St Valentine

February 8, 2017

Flowers, candy, red hearts,  and romance. That’s what Valentine’s day is all about, right? Well, maybe not.

     The origin of this holiday for the expression of love really isn’t romantic at all—at least not in the traditional sense. Father Frank O’Gara of Whitefriars Street Church in Dublin, Ireland, tells the real story of the man behind the holiday—St. Valentine.

     “He was a Roman Priest at a time when there was an emperor called Claudias who persecuted the church at that particular time,” Father O’Gara explains. ” He also had an edict that prohibited the marriage of young people. This was based on the hypothesis that unmarried soldiers fought better than married soldiers because married soldiers might be afraid of what might happen to them or their wives or families if they died.”

     “I think we must bear in mind that it was a very permissive society in which Valentine lived,” says Father O’Gara. The idea of encouraging couples to marry within the Christian church was what Valentine was about but he had to marry them secretly because of the edict.”

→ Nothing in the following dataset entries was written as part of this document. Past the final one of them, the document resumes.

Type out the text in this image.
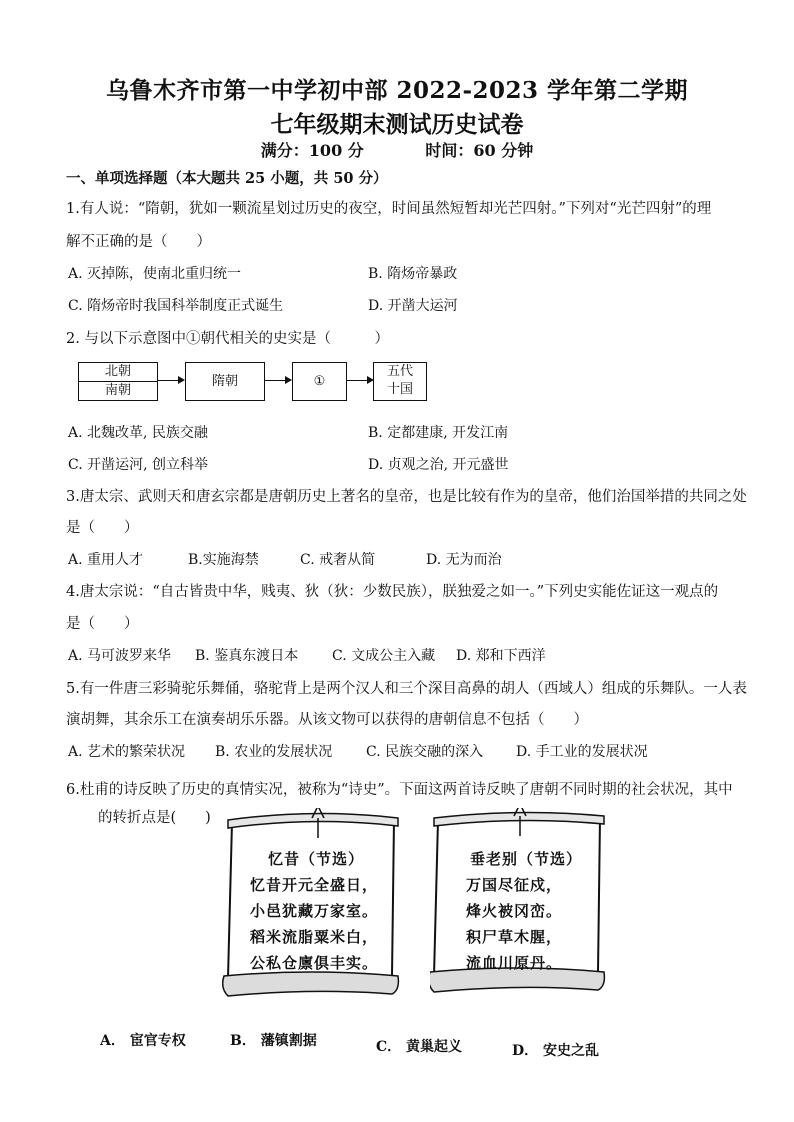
乌鲁木齐市第一中学初中部 2022-2023 学年第二学期
七年级期末测试历史试卷
满分：100 分	时间：60 分钟
一、单项选择题（本大题共 25 小题，共 50 分）
1.有人说：“隋朝，犹如一颗流星划过历史的夜空，时间虽然短暂却光芒四射。”下列对“光芒四射”的理
解不正确的是（　　）
A. 灭掉陈，使南北重归统一	B. 隋炀帝暴政
C. 隋炀帝时我国科举制度正式诞生	D. 开凿大运河
2. 与以下示意图中①朝代相关的史实是（　　　）
北朝
南朝
隋朝	①
五代
十国
A. 北魏改革, 民族交融	B. 定都建康, 开发江南
C. 开凿运河, 创立科举	D. 贞观之治, 开元盛世
3.唐太宗、武则天和唐玄宗都是唐朝历史上著名的皇帝，也是比较有作为的皇帝，他们治国举措的共同之处
是（　　）
A. 重用人才	B.实施海禁	C. 戒奢从简	D. 无为而治
4.唐太宗说：“自古皆贵中华，贱夷、狄（狄：少数民族），朕独爱之如一。”下列史实能佐证这一观点的
是（　　）
A. 马可波罗来华 B. 鉴真东渡日本 C. 文成公主入藏 D. 郑和下西洋
5.有一件唐三彩骑驼乐舞俑，骆驼背上是两个汉人和三个深目高鼻的胡人（西域人）组成的乐舞队。一人表
演胡舞，其余乐工在演奏胡乐乐器。从该文物可以获得的唐朝信息不包括（　　）
A. 艺术的繁荣状况 B. 农业的发展状况 C. 民族交融的深入 D. 手工业的发展状况
6.杜甫的诗反映了历史的真情实况，被称为“诗史”。下面这两首诗反映了唐朝不同时期的社会状况，其中
的转折点是(　　)
忆昔（节选）
忆昔开元全盛日，
小邑犹藏万家室。
稻米流脂粟米白，
公私仓廪俱丰实。
垂老别（节选）
万国尽征戍，
烽火被冈峦。
积尸草木腥，
流血川原丹。
A． 宦官专权	B． 藩镇割据	C． 黄巢起义	D． 安史之乱
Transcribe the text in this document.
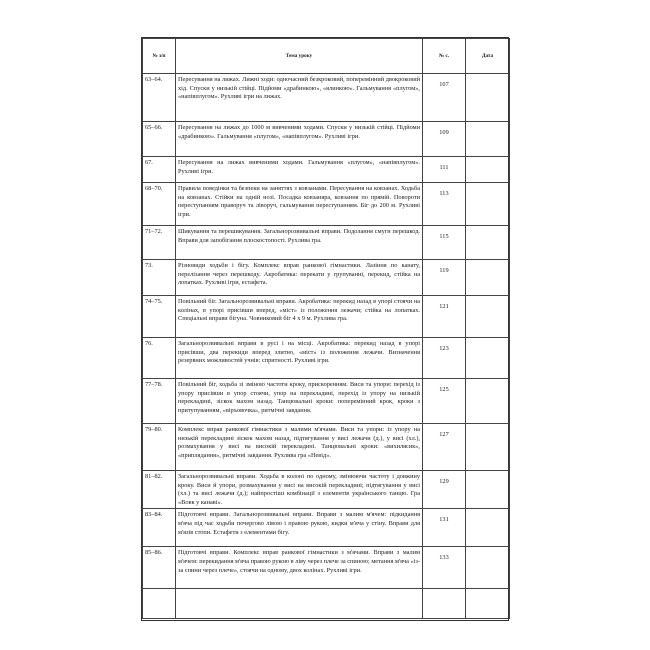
№ з/п	Тема уроку	№ с.	Дата
63–64.	Пересування на лижах. Лижні ходи: одночасний безкроковий, поперемінний двокроковий хід. Спуски у низькій стійці. Підйоми «драбинкою», «ялинкою». Гальмування «плугом», «напівплугом». Рухливі ігри на лижах.	107	
65–66.	Пересування на лижах до 1000 м вивченими ходами. Спуски у низькій стійці. Підйоми «драбинкою». Гальмування «плугом», «напівплугом». Рухливі ігри.	109	
67.	Пересування на лижах вивченими ходами. Гальмування «плугом», «напівплугом». Рухливі ігри.	111	
68–70.	Правила поведінки та безпеки на заняттях з ковзанами. Пересування на ковзанах. Ходьба на ковзанах. Стійки на одній нозі. Посадка ковзаняра, ковзання по прямій. Повороти переступанням праворуч та ліворуч, гальмування переступанням. Біг до 200 м. Рухливі ігри.	113	
71–72.	Шикування та перешикування. Загальнорозвивальні вправи. Подолання смуги перешкод. Вправи для запобігання плоскостопості. Рухлива гра.	115	
73.	Різновиди ходьби і бігу. Комплекс вправ ранкової гімнастики. Лазіння по канату, перелізання через перешкоду. Акробатика: перекати у групуванні, перекид, стійка на лопатках. Рухливі ігри, естафета.	119	
74–75.	Повільний біг. Загальнорозвивальні вправи. Акробатика: перекид назад в упорі стоячи на колінах, в упорі присівши вперед, «міст» із положення лежачи; стійка на лопатках. Спеціальні вправи бігуна. Човниковий біг 4 х 9 м. Рухлива гра.	121	
76.	Загальнорозвивальні вправи в русі і на місці. Акробатика: перекид назад в упорі присівши, два перекиди вперед злитно, «міст» із положення лежачи. Визначення резервних можливостей учнів: спритності. Рухливі ігри.	123	
77–78.	Повільний біг, ходьба зі зміною частоти кроку, прискоренням. Виси та упори: перехід із упору присівши в упор стоячи, упор на перекладині, перехід із упору на низькій перекладині, зіскок махом назад. Танцювальні кроки: поперемінний крок, кроки з притупуванням, «віръовочка», ритмічні завдання.	125	
79–80.	Комплекс вправ ранкової гімнастики з малими м'ячами. Виси та упори: із упору на низькій перекладині зіскок махом назад, підтягування у висі лежачи (д.), у висі (хл.), розмахування у висі на високій перекладині. Танцювальні кроки: «вихилясик», «приплядання», ритмічні завдання. Рухлива гра «Невід».	127	
81–82.	Загальнорозвивальні вправи. Ходьба в колоні по одному, змінюючи частоту і довжину кроку. Виси й упори, розмахування у висі на високій перекладині; підтягування у висі (хл.) та висі лежачи (д.); найпростіші комбінації з елементів українського танцю. Гра «Вовк у канаві».	129	
83–84.	Підготовчі вправи. Загальнорозвивальні вправи. Вправи з малим м'ячем: підкидання м'яча під час ходьби почергово лівою і правою рукою, кидки м'яча у стіну. Вправи для м'язів стопи. Естафети з елементами бігу.	131	
85–86.	Підготовчі вправи. Комплекс вправ ранкової гімнастики з м'ячами. Вправи з малим м'ячем: перекидання м'яча правою рукою в ліву через плече за спиною; метання м'яча «із-за спини через плече», стоячи на одному, двох колінах. Рухливі ігри.	133	
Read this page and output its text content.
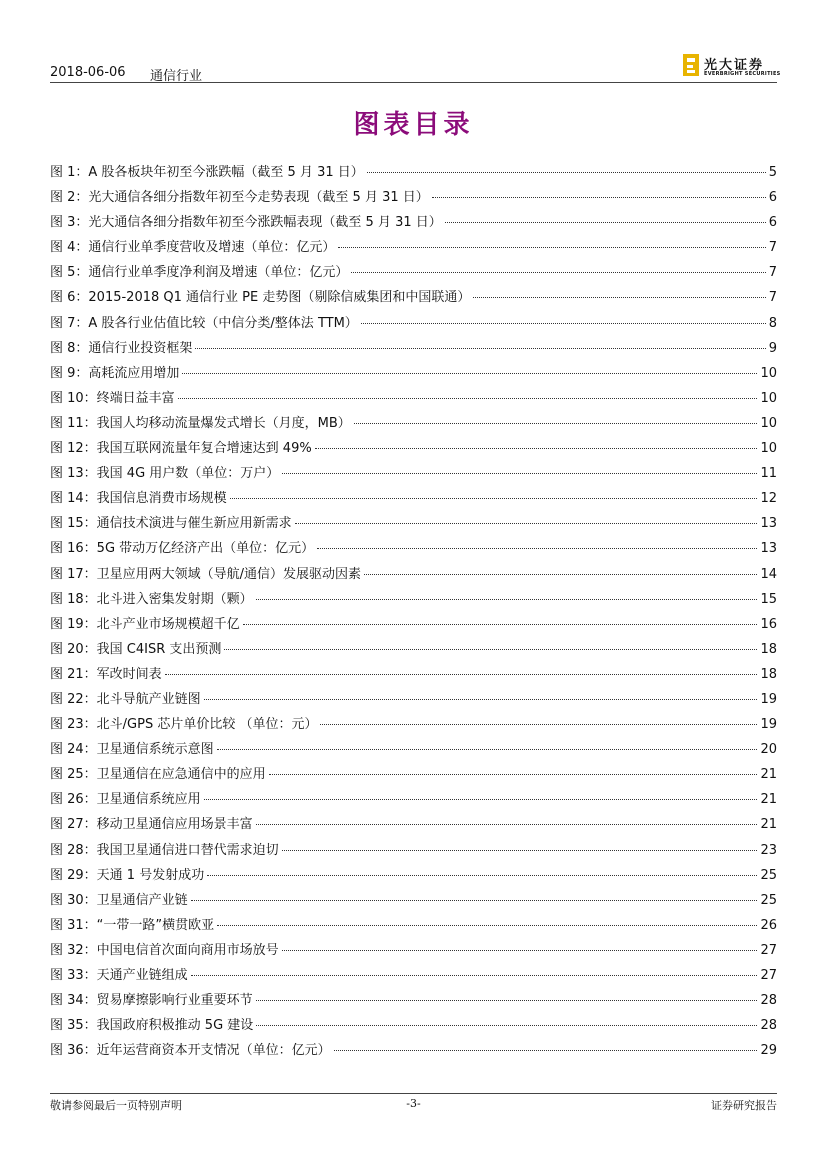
2018-06-06 通信行业
光大证券
EVERBRIGHT SECURITIES
图表目录
图 1：A 股各板块年初至今涨跌幅（截至 5 月 31 日）	5
图 2：光大通信各细分指数年初至今走势表现（截至 5 月 31 日）	6
图 3：光大通信各细分指数年初至今涨跌幅表现（截至 5 月 31 日）	6
图 4：通信行业单季度营收及增速（单位：亿元）	7
图 5：通信行业单季度净利润及增速（单位：亿元）	7
图 6：2015-2018 Q1 通信行业 PE 走势图（剔除信威集团和中国联通）	7
图 7：A 股各行业估值比较（中信分类/整体法 TTM）	8
图 8：通信行业投资框架	9
图 9：高耗流应用增加	10
图 10：终端日益丰富	10
图 11：我国人均移动流量爆发式增长（月度，MB）	10
图 12：我国互联网流量年复合增速达到 49%	10
图 13：我国 4G 用户数（单位：万户）	11
图 14：我国信息消费市场规模	12
图 15：通信技术演进与催生新应用新需求	13
图 16：5G 带动万亿经济产出（单位：亿元）	13
图 17：卫星应用两大领域（导航/通信）发展驱动因素	14
图 18：北斗进入密集发射期（颗）	15
图 19：北斗产业市场规模超千亿	16
图 20：我国 C4ISR 支出预测	18
图 21：军改时间表	18
图 22：北斗导航产业链图	19
图 23：北斗/GPS 芯片单价比较 （单位：元）	19
图 24：卫星通信系统示意图	20
图 25：卫星通信在应急通信中的应用	21
图 26：卫星通信系统应用	21
图 27：移动卫星通信应用场景丰富	21
图 28：我国卫星通信进口替代需求迫切	23
图 29：天通 1 号发射成功	25
图 30：卫星通信产业链	25
图 31：“一带一路”横贯欧亚	26
图 32：中国电信首次面向商用市场放号	27
图 33：天通产业链组成	27
图 34：贸易摩擦影响行业重要环节	28
图 35：我国政府积极推动 5G 建设	28
图 36：近年运营商资本开支情况（单位：亿元）	29
敬请参阅最后一页特别声明	-3-	证券研究报告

     Valentine was eventually caught, imprisoned and tortured for performing marriage ceremonies against the command of Emperor Claudius the second. There are legends surrounding Valentine’s actions while in prison.

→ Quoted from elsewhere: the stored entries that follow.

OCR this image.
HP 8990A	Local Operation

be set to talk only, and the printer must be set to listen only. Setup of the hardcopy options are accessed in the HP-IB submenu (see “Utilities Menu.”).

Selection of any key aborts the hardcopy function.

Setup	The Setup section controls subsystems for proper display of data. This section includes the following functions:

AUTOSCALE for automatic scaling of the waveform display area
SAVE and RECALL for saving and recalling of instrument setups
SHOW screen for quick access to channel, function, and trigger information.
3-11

     “One of the men who was to judge him in line with the Roman law at the time was a man called Asterius, whose daughter was blind. He was supposed to have prayed with and healed the young girl with such astonishing effect that Asterius himself became Christian as a result.”

     In the year 269 AD, Valentine was sentenced to a three-part execution of a beating, stoning, and finally decapitation all because of his stand for Christian marriage. The story goes that the last words he wrote were in a note to Asterius’ daughter. He inspired today’s romantic missives by signing it, “from your Valentine.”